I found this sentence a bit misleading and seems to imply that a genuine RTO does not alter congestion window state. The pseudocode does change the cwnd to kMinimumWindow post a confirmed RTO and I think it should.



Section 3 seems to be missing "Time Based Loss Detection" section but the pseudocode uses kUsingTimeLossDetection.



Section 3.4.7.3

"It
   is part of QUIC's time based loss detection"
ER is listed in Ack-based detection in section 3.2.2.



Section 4
"QUIC's congestion control is based on TCP NewReno[RFC6582] congestion
   control to determine the congestion window and pacing rate."
Looks like pacing is addressed in the editors copy already and this sentence has been modified to not reference pacing as part of NewReno.

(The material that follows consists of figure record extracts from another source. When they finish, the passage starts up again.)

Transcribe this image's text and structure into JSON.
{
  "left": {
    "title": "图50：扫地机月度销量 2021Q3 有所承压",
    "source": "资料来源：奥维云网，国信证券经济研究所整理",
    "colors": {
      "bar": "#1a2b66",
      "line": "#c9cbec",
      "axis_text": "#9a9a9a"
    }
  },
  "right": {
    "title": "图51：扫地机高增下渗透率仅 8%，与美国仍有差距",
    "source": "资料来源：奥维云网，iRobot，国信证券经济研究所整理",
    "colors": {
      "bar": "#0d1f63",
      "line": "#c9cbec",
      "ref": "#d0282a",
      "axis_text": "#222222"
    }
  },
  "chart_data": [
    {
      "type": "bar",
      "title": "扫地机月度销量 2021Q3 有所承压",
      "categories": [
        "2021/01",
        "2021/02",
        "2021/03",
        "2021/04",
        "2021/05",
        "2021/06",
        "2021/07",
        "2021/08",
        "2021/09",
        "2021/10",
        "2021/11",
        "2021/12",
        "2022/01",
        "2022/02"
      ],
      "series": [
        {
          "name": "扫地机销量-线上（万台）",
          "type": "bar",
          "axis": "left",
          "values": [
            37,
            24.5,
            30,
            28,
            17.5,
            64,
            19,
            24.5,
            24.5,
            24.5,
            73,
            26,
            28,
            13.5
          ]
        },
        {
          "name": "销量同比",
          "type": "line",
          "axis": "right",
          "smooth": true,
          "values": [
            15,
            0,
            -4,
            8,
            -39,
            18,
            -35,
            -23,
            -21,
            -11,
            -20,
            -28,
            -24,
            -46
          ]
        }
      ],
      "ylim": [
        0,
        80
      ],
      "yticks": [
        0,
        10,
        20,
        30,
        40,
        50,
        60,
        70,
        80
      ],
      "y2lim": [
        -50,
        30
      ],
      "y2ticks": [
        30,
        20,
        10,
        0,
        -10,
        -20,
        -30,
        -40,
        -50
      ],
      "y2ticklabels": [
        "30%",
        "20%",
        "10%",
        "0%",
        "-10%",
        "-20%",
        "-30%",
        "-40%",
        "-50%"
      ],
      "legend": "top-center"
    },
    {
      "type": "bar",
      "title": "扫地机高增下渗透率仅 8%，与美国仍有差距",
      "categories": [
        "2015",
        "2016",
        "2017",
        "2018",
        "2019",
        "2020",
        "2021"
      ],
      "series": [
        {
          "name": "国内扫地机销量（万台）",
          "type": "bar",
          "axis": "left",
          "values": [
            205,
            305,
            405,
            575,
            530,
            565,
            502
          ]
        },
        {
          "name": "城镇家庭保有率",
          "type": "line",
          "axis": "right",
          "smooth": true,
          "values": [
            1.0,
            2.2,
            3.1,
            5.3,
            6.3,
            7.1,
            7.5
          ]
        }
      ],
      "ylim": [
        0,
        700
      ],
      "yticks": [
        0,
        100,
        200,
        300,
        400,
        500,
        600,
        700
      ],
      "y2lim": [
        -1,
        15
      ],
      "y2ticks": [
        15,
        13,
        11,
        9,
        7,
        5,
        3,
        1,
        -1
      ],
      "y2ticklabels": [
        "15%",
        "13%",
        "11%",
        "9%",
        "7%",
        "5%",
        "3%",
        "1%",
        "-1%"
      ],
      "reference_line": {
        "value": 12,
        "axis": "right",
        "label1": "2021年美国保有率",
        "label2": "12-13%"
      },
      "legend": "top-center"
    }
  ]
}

Section 4.6 in Editor's copy
"It is RECOMMENDED that a sender pace sending of all data"
I think we will have to mark it a MUST for safety. Since QUIC increases the congestion window by the number of  acknowledged bytes when each ack is processed and there is no ABC limit, not having pacing will cause burst losses. OR maybe we should just call out the problems by not pacing. Thoughts?

Section 4.3
"from TCP's definition of recovery ending when the lost packet that
   started recovery is acknowledged"
I saw the discussion on this in the mailing list. I think we should call out that while QUIC can as a result drop the cwnd multiple times if there is sustained loss, this definition of recovery exit primarily serves to ensure the cwnd is dropped only once per RTT. Is there any other side effect I am missing?


Section 4.6
"In order to fairly compete with flows that are
   not pacing, it is recommended to not pace the first 10 sent packets
   when exiting quiescence."
This is now not in the Editor's copy so I assume this is not required. Is there a quiescence check in gQUIC? Does Linux TCP consistently pace throughout?


Section 4.7.1.
"kDefaultMss"
I think we should just have kMss and have that used everywhere and initialize kMss to max(kDefaultMss, "PMTU discovery MSS").